Danny Quenn

Fotogallery

Altezza: 1.88 cm
Peso: 88 kg
Segni particolari: 2 tatuaggi: uno di questi raffigura una spada. L’altro non si può confidare.
Luogo e data di nascita: Roma, 16.04.1964
Professione: attore, regista e sceneggiatore.

Interessi e sport: l’interesse principale scorre nelle vene, è il cinema, ereditato dal padre, l’attore Anthony Quinn. Il fisico atletico non gli manca e infatti gli sport gli ha praticati tutti: dal tennis al calcio, dalla boxe alla pallavolo fino allo sci.
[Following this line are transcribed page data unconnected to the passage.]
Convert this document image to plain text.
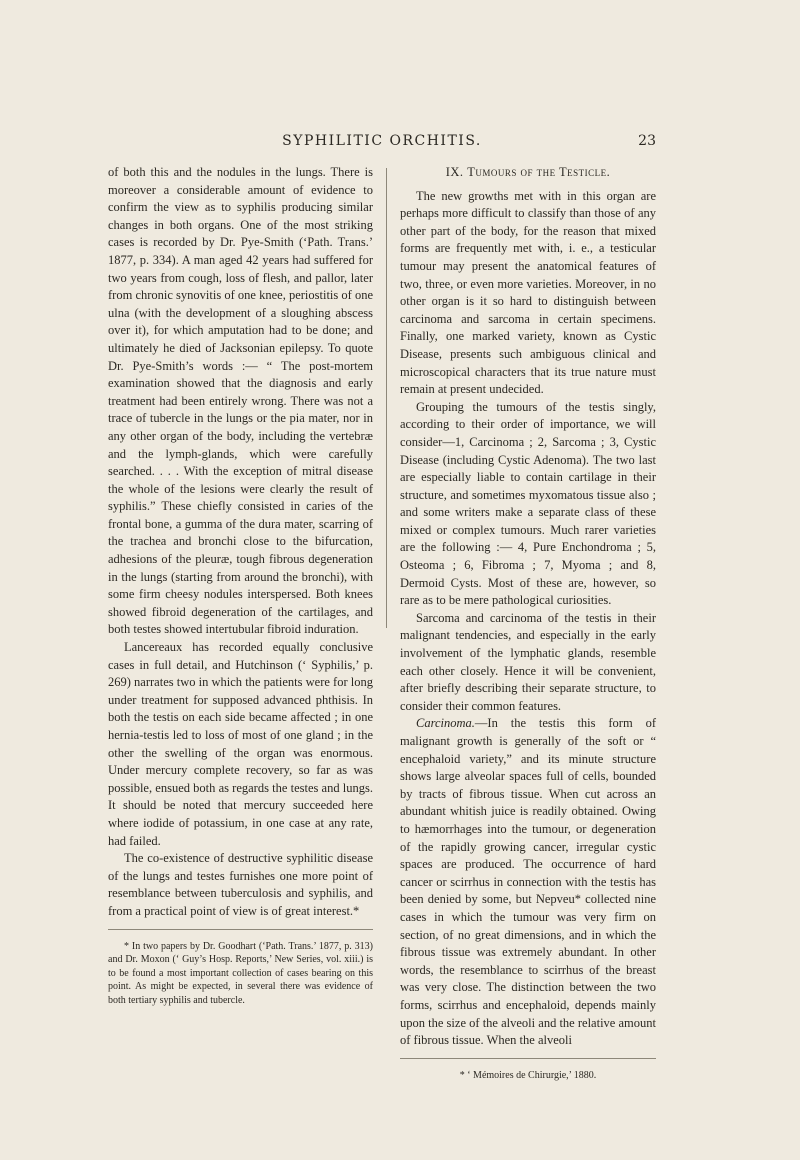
SYPHILITIC ORCHITIS.	23

of both this and the nodules in the lungs. There is moreover a considerable amount of evidence to confirm the view as to syphilis producing similar changes in both organs. One of the most striking cases is recorded by Dr. Pye-Smith (‘Path. Trans.’ 1877, p. 334). A man aged 42 years had suffered for two years from cough, loss of flesh, and pallor, later from chronic synovitis of one knee, periostitis of one ulna (with the development of a sloughing abscess over it), for which amputation had to be done; and ultimately he died of Jacksonian epilepsy. To quote Dr. Pye-Smith’s words :— “ The post-mortem examination showed that the diagnosis and early treatment had been entirely wrong. There was not a trace of tubercle in the lungs or the pia mater, nor in any other organ of the body, including the vertebræ and the lymph-glands, which were carefully searched. . . . With the exception of mitral disease the whole of the lesions were clearly the result of syphilis.” These chiefly consisted in caries of the frontal bone, a gumma of the dura mater, scarring of the trachea and bronchi close to the bifurcation, adhesions of the pleuræ, tough fibrous degeneration in the lungs (starting from around the bronchi), with some firm cheesy nodules interspersed. Both knees showed fibroid degeneration of the cartilages, and both testes showed intertubular fibroid induration.

Lancereaux has recorded equally conclusive cases in full detail, and Hutchinson (‘ Syphilis,’ p. 269) narrates two in which the patients were for long under treatment for supposed advanced phthisis. In both the testis on each side became affected ; in one hernia-testis led to loss of most of one gland ; in the other the swelling of the organ was enormous. Under mercury complete recovery, so far as was possible, ensued both as regards the testes and lungs. It should be noted that mercury succeeded here where iodide of potassium, in one case at any rate, had failed.

The co-existence of destructive syphilitic disease of the lungs and testes furnishes one more point of resemblance between tuberculosis and syphilis, and from a practical point of view is of great interest.*

* In two papers by Dr. Goodhart (‘Path. Trans.’ 1877, p. 313) and Dr. Moxon (‘ Guy’s Hosp. Reports,’ New Series, vol. xiii.) is to be found a most important collection of cases bearing on this point. As might be expected, in several there was evidence of both tertiary syphilis and tubercle.

IX. Tumours of the Testicle.

The new growths met with in this organ are perhaps more difficult to classify than those of any other part of the body, for the reason that mixed forms are frequently met with, i. e., a testicular tumour may present the anatomical features of two, three, or even more varieties. Moreover, in no other organ is it so hard to distinguish between carcinoma and sarcoma in certain specimens. Finally, one marked variety, known as Cystic Disease, presents such ambiguous clinical and microscopical characters that its true nature must remain at present undecided.

Grouping the tumours of the testis singly, according to their order of importance, we will consider—1, Carcinoma ; 2, Sarcoma ; 3, Cystic Disease (including Cystic Adenoma). The two last are especially liable to contain cartilage in their structure, and sometimes myxomatous tissue also ; and some writers make a separate class of these mixed or complex tumours. Much rarer varieties are the following :— 4, Pure Enchondroma ; 5, Osteoma ; 6, Fibroma ; 7, Myoma ; and 8, Dermoid Cysts. Most of these are, however, so rare as to be mere pathological curiosities.

Sarcoma and carcinoma of the testis in their malignant tendencies, and especially in the early involvement of the lymphatic glands, resemble each other closely. Hence it will be convenient, after briefly describing their separate structure, to consider their common features.

Carcinoma.—In the testis this form of malignant growth is generally of the soft or “ encephaloid variety,” and its minute structure shows large alveolar spaces full of cells, bounded by tracts of fibrous tissue. When cut across an abundant whitish juice is readily obtained. Owing to hæmorrhages into the tumour, or degeneration of the rapidly growing cancer, irregular cystic spaces are produced. The occurrence of hard cancer or scirrhus in connection with the testis has been denied by some, but Nepveu* collected nine cases in which the tumour was very firm on section, of no great dimensions, and in which the fibrous tissue was extremely abundant. In other words, the resemblance to scirrhus of the breast was very close. The distinction between the two forms, scirrhus and encephaloid, depends mainly upon the size of the alveoli and the relative amount of fibrous tissue. When the alveoli

* ‘ Mémoires de Chirurgie,’ 1880.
I pregi e i difetti non li dice “perché devono essere gli altri a giudicare”. Non ha nessuna fobia in particolare e le comodità della vita moderna non gli mancheranno affatto perché non ha un particolare “attaccamento a questo genere di cose”. Un atteggiamento quasi francescano che si riscontra anche nel rapporto con gli animali, infatti li adora tutti e se proprio deve scegliere, preferisce il cane. Non ne teme uno in particolare anche se di fronte ad un leone potrebbe cambiare idea. Sa cucinare quello che “gli serve per esistere”. Ama la carne, specie se cotta alla griglia e comunque in modo semplice. Odia il fegato “che gli fa venire letteralmente il vomito”. Ha scelto di andare ne La Fattoria soprattutto per “tempismo”, infatti in questo momento è libero da impegni e può permettersi di viaggiare nel tempo, un’esperienza che sicuramente non gli capiterà più. Anche se per intraprendere questa avventura dovrà stare lontano dalla fidanzata, Araba. “Ma in tutte le cose ci sono i pro e i contro e una serie di coincidenze lo hanno portato a compiere questa scelta”. Legge i libri “esistenziali, di filosofia o i testi teatrali” e guarda film “di ogni genere perché è uno studio per investire sulla sua carriera da regista”. I suoi punti di riferimento sono Cristo, Gandhi e Martin Luther King. In fattoria non porterebbe nulla, tranne i tappi per le orecchie che usa sempre perché “in fondo è un solitario e ha bisogno di isolamento” e poi se qualche compagno d’avventura dovesse russare. Nel cinema capita di vivere delle esperienze estreme ma nella vita è più difficile anche se “ammette di aver fatto delle rinunce e di non aver vissuto sempre una vita agiata…ma non fino a questo punto”.